Noutras corridas pra chegar primeiro nas oportunidades que
apareciam, meus ossos também se fizeram amolecer, se revoltando.
De uns tempos pra cá anda me avisando: segura a onde meu
irmão gêmeo, somos do mesmo corpo, da mesma estrutura, regados pelo mesmo
sangue, o que você engole, a me chega também.
Meus
ossos querem me fazer retrair na corrida
para se colocar para tentar as coisas boas que a vida tem pra dar de
alguns anos pra cá.
Toda vez que meus ossos acham que excedo para o plantio de
algum feito que acho razoável pra me colocar
perante a sociedade, eles me deixam no chão sem poder levantar.

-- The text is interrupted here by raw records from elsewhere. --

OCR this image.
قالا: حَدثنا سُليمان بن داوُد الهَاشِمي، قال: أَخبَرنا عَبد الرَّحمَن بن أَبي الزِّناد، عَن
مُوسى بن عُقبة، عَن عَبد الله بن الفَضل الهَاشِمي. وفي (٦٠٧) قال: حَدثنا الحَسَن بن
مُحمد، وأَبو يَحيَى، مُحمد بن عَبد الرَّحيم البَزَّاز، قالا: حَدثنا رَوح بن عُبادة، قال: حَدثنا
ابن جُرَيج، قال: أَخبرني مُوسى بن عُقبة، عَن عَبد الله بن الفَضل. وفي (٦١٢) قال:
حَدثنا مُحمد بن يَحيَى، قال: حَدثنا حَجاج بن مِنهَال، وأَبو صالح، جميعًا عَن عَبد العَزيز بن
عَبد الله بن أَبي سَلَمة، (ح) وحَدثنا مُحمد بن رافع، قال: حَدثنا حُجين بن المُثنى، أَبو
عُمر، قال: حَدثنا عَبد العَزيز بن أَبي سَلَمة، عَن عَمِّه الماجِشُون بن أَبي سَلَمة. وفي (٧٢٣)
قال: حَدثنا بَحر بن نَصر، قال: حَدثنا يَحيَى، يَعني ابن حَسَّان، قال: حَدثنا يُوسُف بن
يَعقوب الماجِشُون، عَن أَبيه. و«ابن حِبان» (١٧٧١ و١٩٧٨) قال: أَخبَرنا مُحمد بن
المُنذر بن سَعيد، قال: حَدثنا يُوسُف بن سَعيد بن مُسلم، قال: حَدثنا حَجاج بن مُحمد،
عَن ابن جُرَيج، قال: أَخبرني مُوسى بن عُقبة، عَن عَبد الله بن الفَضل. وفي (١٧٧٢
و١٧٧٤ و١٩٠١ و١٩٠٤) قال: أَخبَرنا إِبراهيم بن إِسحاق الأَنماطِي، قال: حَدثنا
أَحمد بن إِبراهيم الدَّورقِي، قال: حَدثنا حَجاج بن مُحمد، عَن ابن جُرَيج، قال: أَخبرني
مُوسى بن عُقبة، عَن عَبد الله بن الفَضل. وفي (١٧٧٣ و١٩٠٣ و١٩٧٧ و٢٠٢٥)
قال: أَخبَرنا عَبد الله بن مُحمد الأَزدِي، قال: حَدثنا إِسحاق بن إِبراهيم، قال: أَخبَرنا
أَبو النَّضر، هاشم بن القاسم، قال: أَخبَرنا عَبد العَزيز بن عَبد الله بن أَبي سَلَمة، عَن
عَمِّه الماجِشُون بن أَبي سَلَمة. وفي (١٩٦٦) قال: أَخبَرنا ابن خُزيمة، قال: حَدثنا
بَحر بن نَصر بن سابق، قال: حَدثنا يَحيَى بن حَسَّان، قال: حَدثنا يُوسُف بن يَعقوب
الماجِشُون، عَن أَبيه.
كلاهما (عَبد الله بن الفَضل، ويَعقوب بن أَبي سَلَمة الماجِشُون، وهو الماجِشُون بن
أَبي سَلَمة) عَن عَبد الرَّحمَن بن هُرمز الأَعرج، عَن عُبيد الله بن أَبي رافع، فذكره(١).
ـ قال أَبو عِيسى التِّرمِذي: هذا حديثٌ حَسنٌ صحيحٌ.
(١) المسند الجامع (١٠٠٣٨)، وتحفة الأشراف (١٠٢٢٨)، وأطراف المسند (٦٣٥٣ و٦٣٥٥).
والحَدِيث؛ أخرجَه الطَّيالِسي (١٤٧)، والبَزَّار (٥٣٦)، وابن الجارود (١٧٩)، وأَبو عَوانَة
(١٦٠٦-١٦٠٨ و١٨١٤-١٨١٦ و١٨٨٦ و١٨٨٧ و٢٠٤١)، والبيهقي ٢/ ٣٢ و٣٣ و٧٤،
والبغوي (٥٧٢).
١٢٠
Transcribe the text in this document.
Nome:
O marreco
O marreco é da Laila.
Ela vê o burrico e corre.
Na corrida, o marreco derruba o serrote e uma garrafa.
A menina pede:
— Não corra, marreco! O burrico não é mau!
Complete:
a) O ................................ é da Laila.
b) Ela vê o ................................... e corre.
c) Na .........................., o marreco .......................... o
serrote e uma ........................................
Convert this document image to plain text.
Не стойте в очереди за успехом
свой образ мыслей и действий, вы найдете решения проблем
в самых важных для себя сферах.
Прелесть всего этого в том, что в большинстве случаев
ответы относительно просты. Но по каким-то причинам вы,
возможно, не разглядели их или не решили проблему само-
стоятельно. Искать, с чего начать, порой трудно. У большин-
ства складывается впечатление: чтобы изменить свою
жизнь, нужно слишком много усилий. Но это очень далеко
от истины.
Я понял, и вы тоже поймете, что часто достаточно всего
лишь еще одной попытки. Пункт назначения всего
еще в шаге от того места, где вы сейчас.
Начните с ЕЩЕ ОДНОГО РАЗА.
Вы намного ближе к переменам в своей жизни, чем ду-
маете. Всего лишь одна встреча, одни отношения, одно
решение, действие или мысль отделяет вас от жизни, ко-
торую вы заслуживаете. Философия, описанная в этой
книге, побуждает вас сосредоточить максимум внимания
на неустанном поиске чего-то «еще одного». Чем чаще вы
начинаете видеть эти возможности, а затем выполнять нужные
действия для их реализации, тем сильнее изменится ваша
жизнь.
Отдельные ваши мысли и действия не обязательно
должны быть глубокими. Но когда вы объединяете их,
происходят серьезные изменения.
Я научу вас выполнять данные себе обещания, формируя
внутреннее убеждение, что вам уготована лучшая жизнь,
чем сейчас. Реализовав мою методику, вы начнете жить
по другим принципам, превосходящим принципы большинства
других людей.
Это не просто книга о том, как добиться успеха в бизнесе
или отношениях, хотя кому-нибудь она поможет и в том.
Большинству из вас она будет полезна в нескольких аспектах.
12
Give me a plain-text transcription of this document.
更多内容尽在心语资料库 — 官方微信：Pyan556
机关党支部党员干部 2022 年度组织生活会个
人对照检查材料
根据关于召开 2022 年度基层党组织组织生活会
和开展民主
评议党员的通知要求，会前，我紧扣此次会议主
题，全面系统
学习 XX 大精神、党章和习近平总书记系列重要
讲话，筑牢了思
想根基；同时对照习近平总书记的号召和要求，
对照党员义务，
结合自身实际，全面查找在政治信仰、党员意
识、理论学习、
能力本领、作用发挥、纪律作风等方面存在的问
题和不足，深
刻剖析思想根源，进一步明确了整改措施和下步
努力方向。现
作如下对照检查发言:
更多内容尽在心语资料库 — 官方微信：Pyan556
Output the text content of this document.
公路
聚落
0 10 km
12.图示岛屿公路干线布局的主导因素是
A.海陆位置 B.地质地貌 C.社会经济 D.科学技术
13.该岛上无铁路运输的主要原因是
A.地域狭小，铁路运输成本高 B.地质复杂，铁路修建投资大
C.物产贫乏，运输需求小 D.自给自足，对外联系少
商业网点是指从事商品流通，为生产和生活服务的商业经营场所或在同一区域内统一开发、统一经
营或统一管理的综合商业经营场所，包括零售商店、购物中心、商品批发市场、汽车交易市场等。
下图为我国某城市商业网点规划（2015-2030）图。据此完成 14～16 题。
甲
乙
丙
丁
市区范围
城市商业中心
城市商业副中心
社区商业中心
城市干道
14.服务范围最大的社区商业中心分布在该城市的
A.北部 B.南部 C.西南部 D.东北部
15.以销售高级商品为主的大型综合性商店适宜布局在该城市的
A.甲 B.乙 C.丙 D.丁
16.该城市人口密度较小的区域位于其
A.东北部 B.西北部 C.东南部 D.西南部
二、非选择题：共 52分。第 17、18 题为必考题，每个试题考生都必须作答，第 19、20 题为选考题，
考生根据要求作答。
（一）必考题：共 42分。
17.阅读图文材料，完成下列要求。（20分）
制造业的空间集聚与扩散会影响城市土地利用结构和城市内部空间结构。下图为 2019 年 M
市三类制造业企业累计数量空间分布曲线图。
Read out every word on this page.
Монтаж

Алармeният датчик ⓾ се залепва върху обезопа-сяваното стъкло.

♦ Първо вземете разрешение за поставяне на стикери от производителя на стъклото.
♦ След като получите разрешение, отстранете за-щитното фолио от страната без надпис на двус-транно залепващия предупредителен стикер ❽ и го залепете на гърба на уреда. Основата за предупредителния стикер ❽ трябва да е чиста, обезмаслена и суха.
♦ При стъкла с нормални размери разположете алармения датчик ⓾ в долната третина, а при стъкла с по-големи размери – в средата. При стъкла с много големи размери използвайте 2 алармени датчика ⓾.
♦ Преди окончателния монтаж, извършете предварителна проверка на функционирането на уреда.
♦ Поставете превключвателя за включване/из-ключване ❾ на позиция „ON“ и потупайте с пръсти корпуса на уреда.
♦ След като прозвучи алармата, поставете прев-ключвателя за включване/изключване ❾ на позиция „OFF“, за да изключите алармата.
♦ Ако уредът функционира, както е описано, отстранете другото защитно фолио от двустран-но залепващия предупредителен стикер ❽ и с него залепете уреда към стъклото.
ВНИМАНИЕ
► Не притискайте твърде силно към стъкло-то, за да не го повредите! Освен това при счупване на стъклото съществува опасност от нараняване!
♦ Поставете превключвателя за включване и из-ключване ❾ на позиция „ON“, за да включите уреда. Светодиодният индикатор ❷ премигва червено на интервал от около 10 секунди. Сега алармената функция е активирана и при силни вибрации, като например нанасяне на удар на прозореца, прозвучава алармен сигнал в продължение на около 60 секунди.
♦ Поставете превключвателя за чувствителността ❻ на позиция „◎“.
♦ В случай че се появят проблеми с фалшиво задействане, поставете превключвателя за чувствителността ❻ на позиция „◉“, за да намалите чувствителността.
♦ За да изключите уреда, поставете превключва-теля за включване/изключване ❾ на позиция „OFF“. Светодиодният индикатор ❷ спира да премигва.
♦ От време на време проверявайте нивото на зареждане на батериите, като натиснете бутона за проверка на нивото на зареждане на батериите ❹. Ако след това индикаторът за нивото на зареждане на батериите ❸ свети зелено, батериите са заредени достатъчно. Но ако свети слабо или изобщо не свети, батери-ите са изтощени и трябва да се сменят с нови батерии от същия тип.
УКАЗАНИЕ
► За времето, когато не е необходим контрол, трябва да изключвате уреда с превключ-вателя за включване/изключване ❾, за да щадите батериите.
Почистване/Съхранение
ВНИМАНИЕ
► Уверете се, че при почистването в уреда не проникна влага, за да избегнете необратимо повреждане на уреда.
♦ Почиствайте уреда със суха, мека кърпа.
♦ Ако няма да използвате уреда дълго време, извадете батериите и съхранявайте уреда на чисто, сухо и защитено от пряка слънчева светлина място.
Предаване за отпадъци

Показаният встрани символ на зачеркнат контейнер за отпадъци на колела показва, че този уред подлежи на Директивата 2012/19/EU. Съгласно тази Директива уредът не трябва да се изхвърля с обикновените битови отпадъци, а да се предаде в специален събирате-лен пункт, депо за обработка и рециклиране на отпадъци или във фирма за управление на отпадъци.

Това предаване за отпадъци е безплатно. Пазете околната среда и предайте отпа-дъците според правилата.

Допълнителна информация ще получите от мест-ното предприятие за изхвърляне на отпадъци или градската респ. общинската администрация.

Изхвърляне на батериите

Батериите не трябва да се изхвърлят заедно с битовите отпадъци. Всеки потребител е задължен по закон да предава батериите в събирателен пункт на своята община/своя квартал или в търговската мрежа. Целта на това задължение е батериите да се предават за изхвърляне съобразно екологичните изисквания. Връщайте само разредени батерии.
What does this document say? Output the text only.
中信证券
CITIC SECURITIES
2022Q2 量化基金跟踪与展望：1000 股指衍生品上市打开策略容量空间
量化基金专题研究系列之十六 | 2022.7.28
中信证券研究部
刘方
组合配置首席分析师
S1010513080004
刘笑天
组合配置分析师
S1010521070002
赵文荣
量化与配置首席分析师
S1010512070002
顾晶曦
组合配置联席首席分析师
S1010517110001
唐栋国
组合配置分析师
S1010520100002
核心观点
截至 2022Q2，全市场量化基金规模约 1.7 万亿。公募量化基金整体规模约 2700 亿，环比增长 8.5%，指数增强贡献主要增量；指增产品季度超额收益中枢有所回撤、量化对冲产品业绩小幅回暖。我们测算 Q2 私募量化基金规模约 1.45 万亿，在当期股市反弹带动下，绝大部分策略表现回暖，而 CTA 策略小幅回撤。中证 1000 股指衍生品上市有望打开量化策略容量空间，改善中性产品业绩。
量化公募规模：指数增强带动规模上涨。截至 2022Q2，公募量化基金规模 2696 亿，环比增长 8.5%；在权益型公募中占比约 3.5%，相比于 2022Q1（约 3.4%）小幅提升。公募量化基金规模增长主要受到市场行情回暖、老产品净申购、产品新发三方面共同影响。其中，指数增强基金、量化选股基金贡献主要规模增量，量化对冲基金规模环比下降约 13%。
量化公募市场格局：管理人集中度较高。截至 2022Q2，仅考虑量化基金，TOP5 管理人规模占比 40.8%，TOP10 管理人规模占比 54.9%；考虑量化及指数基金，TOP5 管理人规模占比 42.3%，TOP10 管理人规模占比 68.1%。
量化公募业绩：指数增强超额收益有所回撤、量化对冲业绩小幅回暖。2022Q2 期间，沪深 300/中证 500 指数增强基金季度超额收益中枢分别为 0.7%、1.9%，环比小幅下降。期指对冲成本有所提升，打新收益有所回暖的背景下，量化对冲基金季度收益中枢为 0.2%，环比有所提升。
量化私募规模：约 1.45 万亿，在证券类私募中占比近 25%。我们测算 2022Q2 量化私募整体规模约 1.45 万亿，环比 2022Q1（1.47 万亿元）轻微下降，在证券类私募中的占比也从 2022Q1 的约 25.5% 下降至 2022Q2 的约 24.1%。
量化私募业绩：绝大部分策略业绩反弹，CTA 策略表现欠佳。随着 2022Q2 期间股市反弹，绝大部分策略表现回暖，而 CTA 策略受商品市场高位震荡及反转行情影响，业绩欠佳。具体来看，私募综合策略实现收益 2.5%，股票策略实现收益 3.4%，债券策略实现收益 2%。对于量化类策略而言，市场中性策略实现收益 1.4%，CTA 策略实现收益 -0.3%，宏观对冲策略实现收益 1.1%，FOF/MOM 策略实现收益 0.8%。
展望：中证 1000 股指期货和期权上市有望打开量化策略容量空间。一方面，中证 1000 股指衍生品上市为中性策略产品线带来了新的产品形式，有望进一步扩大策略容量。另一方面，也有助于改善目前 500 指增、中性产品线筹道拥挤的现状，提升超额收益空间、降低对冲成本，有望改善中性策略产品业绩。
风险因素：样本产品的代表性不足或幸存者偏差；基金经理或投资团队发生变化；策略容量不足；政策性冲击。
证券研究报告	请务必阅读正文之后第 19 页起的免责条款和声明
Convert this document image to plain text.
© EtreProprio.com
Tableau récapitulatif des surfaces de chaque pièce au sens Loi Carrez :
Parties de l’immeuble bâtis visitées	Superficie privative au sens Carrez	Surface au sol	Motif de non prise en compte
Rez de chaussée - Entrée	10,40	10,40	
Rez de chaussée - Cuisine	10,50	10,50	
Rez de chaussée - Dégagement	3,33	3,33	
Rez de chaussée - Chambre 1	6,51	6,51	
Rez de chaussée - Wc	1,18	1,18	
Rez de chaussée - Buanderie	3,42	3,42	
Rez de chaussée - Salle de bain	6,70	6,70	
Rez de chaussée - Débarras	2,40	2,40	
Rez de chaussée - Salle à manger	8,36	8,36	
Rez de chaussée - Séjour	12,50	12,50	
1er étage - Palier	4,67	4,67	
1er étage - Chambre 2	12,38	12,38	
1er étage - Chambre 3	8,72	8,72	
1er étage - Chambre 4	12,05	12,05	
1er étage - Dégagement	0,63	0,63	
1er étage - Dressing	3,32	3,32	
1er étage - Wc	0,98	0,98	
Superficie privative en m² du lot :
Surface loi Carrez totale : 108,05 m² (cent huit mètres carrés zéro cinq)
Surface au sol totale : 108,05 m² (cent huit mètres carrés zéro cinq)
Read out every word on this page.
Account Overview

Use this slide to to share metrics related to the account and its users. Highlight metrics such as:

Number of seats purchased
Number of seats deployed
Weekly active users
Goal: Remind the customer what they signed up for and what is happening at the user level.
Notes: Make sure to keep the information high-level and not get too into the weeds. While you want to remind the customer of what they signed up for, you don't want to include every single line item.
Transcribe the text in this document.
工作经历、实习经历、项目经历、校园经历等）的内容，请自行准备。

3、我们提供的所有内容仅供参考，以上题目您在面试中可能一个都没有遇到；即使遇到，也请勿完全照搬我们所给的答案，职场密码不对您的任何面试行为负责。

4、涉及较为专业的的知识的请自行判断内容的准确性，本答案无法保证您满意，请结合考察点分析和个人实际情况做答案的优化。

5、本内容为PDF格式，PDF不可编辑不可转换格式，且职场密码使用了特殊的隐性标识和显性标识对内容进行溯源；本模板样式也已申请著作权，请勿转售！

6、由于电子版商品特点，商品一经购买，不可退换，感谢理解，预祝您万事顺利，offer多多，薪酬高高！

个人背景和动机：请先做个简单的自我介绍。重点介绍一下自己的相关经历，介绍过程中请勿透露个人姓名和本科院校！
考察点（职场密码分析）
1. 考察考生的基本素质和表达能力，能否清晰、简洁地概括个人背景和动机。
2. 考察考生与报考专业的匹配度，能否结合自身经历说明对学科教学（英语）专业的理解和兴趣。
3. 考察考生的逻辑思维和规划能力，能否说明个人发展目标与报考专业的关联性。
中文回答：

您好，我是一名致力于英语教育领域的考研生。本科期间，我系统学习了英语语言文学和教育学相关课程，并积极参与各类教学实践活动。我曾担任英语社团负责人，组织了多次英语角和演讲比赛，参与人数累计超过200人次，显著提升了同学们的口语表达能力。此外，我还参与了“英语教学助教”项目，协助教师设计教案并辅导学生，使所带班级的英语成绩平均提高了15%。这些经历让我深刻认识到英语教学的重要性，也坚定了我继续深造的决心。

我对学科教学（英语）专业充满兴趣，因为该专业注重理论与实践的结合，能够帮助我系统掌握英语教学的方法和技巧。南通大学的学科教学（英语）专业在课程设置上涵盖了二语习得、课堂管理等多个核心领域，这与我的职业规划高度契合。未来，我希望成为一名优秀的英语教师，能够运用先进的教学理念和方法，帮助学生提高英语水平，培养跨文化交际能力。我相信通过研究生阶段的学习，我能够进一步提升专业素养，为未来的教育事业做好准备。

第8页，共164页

Quando estou ávido para chegar correndo feito um tantã em
algum lugar, muitas vezes meus ossos dizem que esqueço de que ter uma vida saudável
é melhor, pois, com o tempo, outros elementos que formam o corpo humano, que
participam dos mesmos eventos, logo estarão pedindo arrego.
Quando ocorre de se revoltar, meus ossos acabam amolecendo,
se tornando uma espécie de borracha que não quebra quando enverga, mas me
retira às forças para que o meu corpo não chegue aonde quero, nem a mente fique
alegre.
Nessas ocasiões acabo ficando puto com os meus ossos, quando
me ponho a me arrastar no lugar que me
encontro clamando a eles que tornem a endurecer, foi pra isso que os milhares de
séculos existiram, para formar o ser humano como é hoje, com ossos obedientes e
equilibrados.
Diz-me: não, meu irmão, tou agindo com você desse modo pra
segurar sua onde, sua loucura de querer estar em todo lugar se desgastando de
forma a me deixar com menos tempo de vida. Sou tua parte mais dura como
elemento de sustentação do teu corpo, mas não sou dono da sua mente, de seus
desejos, por causa disso, uso da artimanha e do poder que tenho, que pra mim é
sabedoria, de te segurar, quando eu passo a ficar mole nas tuas junções e armadura esquelética.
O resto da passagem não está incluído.